My Trip to York
People often ask me how I choose a setting for my books. Well, I'll let you into a secret . . .
where I set a book really depends on where I'd like to go. As I said in my For Writers post on Setting, there are lots of ways that writers approach picking a location for their books. For me, it's generally somewhere lovely that I'd like to spend a few days wandering around. Three of my novels are set by the sea, proof positive of this fact. Did I mention that I love the seaside?
My latest book, Impossible to Forget, is set in York, the county town of Yorkshire and about an hour from where I live. If you haven't been to York then I can thoroughly recommend it. It is a beautiful city and simply oozes history which, with all its interesting nooks and crannies, really lends itself to being a story location.
York has everything - Roman archaeology, medieval streets, modern shopping and the majestic Minster and the River Ouse winding through its heart. The ancient city wall is still intact and you can follow it pretty much all the way round, dropping down to street level as you wish. One of the key scenes in Impossible to Forget is set up on the walls. When I was writing it, I was struck by the idea of my characters beneath huge unbroken skies and with the city bustling beneath them as they unravel a secret from their past. It is is an important moment for them, changing what they thought they knew about the world and their place in it. But of course, these things are insignificant when compared with the two thousand years of history that York has seen. We are all merely passing through.
River Ouse at Twilight
When I go on a research trip, I generally travel on my own and without a plan. My aim is to just wander and absorb the feel of a place so that I can capture on the page the parts of it that speak to me. I have absolutely no sense of direction so, for the first day at least, I will be lost. As I spend so much of my life not knowing where I am this really doesn't bother me, and I do have google maps to bring me back to where I should be if I get really stuck.
But I think not knowing where you are brings with it a kind of freedom. I take each street as I find it, without any preconceived ideas, and so I see things I might otherwise have missed if I'd had a particular destination in mind.
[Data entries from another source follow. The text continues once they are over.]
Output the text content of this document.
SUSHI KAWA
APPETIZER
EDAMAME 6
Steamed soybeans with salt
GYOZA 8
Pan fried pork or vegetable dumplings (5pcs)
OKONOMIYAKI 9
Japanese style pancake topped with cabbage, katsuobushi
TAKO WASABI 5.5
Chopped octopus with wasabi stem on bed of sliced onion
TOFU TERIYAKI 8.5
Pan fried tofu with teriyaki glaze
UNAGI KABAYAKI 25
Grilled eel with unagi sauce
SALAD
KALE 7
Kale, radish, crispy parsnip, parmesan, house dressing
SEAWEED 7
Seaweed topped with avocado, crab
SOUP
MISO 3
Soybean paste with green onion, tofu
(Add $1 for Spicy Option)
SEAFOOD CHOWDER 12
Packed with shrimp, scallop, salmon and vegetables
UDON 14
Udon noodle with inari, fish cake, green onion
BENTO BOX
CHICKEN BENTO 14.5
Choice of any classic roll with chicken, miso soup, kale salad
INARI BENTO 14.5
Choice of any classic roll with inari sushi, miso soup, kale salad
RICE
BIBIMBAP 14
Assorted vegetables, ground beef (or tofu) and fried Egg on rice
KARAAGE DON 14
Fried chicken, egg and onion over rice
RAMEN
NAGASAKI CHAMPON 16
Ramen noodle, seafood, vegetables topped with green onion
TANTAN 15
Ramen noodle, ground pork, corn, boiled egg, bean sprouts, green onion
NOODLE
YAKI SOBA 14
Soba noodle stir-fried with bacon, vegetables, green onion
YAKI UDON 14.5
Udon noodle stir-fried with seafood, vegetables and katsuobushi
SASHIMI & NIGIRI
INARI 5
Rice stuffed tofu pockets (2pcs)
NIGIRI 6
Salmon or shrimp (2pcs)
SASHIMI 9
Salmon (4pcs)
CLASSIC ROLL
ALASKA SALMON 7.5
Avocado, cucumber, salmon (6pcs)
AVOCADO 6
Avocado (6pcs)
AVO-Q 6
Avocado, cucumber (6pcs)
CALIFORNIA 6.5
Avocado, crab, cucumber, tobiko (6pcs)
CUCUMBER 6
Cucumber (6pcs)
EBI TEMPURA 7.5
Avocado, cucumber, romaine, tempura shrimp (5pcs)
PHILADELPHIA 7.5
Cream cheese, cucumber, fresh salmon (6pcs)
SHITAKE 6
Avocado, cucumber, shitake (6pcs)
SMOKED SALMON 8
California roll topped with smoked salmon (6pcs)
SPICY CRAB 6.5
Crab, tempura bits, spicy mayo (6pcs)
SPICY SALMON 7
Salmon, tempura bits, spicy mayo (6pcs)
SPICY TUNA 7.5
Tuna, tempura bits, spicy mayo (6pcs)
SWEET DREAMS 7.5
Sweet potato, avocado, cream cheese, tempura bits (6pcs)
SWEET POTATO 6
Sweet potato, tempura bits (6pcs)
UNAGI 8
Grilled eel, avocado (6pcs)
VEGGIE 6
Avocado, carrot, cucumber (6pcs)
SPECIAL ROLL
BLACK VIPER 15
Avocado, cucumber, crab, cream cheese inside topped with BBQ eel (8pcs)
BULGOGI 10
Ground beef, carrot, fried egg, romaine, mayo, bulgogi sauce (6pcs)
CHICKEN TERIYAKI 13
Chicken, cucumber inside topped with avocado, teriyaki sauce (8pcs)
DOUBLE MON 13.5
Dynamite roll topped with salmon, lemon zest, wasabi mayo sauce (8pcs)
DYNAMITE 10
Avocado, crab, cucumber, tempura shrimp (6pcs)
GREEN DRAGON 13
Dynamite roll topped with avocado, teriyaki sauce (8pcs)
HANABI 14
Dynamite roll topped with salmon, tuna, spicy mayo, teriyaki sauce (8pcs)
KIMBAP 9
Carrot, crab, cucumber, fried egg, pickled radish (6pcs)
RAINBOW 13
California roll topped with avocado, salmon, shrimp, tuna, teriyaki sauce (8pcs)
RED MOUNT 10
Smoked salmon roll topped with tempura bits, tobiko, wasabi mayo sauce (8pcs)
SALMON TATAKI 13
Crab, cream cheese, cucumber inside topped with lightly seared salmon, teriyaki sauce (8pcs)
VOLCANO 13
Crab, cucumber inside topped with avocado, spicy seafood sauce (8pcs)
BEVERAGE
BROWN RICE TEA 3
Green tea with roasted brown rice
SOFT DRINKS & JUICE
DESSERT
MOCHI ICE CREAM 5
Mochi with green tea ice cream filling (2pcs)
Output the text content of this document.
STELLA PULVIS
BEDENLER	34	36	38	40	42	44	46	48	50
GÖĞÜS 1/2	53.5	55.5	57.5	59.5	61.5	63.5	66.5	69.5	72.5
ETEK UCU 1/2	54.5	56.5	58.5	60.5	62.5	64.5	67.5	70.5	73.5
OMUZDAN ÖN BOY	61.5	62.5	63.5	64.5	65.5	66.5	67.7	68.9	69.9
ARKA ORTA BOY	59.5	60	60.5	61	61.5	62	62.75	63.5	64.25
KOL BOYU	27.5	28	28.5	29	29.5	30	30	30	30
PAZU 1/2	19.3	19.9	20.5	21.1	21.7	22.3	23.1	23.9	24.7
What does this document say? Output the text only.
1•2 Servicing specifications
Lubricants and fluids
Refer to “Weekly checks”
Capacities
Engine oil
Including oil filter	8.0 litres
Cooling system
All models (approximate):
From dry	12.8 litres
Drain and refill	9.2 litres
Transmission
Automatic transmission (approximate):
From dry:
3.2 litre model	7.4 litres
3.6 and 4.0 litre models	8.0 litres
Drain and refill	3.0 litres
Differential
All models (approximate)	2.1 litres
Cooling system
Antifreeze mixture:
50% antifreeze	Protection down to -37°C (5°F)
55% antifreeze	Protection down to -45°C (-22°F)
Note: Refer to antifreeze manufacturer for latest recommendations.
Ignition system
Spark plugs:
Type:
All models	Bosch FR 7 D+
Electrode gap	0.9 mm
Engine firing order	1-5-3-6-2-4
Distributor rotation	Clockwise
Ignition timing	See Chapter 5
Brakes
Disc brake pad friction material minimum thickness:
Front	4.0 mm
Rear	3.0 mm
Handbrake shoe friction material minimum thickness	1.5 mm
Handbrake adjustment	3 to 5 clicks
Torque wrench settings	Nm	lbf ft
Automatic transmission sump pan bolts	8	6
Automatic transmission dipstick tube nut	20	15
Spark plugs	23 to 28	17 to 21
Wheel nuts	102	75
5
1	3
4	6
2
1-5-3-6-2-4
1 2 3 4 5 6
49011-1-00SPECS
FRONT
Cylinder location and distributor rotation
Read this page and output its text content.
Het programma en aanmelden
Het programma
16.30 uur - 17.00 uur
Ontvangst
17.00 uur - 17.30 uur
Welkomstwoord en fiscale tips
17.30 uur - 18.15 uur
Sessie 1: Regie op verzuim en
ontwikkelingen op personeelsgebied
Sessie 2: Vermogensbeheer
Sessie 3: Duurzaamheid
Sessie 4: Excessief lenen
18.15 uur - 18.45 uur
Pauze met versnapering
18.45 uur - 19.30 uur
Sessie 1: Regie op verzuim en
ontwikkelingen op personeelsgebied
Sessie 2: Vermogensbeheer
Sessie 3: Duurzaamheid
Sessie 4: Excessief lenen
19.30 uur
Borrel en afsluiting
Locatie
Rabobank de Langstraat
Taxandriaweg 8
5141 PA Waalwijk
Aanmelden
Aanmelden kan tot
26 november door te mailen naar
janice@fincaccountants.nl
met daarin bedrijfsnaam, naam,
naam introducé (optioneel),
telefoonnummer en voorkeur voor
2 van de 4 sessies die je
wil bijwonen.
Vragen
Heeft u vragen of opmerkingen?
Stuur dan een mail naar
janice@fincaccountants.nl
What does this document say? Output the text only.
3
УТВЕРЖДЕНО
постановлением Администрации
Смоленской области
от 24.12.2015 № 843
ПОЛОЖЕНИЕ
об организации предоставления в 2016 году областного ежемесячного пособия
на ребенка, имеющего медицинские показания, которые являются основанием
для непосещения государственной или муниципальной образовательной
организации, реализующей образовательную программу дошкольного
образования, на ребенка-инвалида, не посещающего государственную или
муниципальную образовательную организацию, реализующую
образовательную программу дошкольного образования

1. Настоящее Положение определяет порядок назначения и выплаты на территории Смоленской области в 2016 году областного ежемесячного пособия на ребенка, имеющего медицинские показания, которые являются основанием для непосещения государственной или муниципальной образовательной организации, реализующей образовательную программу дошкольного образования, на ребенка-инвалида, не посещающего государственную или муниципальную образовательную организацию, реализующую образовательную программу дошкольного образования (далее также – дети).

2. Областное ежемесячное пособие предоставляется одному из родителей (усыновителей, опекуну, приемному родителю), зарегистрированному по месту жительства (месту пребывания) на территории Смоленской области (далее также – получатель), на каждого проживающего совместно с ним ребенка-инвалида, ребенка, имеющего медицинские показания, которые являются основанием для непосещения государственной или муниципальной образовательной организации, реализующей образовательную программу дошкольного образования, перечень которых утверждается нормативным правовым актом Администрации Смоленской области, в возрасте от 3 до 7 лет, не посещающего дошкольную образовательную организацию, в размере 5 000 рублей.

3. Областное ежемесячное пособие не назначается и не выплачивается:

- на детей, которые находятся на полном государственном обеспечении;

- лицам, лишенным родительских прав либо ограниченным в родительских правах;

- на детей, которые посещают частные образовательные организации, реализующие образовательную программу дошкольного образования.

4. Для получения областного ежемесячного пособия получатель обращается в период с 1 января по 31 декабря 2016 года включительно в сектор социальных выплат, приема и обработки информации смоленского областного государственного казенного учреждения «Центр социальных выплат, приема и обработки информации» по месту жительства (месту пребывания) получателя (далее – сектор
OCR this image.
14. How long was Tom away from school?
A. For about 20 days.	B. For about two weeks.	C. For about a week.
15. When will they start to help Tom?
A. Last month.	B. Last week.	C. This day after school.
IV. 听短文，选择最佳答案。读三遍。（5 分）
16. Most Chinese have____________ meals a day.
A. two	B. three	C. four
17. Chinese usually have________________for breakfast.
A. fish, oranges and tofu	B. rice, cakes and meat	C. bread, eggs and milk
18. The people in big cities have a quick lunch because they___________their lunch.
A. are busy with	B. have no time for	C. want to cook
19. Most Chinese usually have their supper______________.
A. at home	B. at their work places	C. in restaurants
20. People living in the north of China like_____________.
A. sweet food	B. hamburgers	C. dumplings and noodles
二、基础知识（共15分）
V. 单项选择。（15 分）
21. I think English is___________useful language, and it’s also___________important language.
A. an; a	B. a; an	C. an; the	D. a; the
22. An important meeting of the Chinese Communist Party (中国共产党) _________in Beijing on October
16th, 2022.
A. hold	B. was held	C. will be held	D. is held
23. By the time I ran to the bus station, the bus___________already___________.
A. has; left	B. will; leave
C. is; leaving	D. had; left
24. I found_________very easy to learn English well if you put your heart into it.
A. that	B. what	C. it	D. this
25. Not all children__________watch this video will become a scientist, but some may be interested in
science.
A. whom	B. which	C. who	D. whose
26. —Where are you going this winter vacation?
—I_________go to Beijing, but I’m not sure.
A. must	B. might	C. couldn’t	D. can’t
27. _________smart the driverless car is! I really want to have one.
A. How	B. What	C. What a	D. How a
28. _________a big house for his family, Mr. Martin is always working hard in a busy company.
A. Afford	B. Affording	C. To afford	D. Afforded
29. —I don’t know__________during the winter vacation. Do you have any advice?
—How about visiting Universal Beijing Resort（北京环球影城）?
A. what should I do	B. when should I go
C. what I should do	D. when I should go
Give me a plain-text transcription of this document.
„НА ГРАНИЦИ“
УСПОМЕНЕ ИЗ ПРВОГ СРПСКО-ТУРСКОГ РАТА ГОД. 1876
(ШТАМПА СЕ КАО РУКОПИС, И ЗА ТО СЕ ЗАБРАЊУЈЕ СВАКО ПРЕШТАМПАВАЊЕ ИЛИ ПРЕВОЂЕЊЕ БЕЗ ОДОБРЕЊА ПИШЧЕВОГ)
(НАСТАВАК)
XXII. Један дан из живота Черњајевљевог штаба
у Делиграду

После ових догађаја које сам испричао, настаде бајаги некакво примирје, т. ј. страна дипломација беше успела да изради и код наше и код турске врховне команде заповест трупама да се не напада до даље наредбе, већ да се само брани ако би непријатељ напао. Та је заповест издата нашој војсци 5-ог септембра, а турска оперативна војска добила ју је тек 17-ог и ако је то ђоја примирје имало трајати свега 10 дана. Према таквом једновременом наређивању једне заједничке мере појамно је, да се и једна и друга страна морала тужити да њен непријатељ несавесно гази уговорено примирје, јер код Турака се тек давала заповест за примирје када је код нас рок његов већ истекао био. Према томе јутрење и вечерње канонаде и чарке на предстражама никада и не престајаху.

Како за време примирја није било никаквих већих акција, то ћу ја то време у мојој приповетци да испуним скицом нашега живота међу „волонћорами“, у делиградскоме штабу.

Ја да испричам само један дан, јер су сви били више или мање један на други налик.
As I wander, I take photos of places that catch my eye and these often prompt part of the story when I get back to my desk. When I was in York much of the city was underwater. York often floods following heavy rain and the river was just starting to recede as I arrived, although the flood barriers were still up around my hotel.
I stumbled across the Hospitium, a 14th century hall sitting in the Museum Gardens. The river had risen right up against its walls and I was amazed that such an old building should cope so well with the water. I spent some time in the wintery sunshine, watching the waves lapping onto the building and wondering. When I was back at my desk and looking for a venue to set a smart party, my memory took my back there and I was able to imagine it, not with the flood, but on a warm summer's evening with fairy lights and candles.
The Hospitium, York
Sometimes when I go on a research trip, I know that there are certain places that I have to find. For example, in Where the Story Starts I needed to choose the house that kicks the whole story off. For Impossible to Forget, I was more interested in the University than the houses. I had last visited the university campus in 1987, when the characters in my book would have been in their second year. Much has changed over the intervening years, but the parts that I remembered - the lake, the covered walkways between buildings etc, were all still there. A little online research and a chat with the friend I was visiting back then helped me with the details that I needed to bring those corridors to life.
York University Campus
I had visited York many many times before I went on this research trip, but going without a particular aim in mind allowed me to explore parts of the city that I had rushed past before. And that is what I'm looking for on these jaunts - the quiet corners of a place that make me ask questions. If I have whetted your appetite, then Impossible to Forget will be published on 3rd February 2022.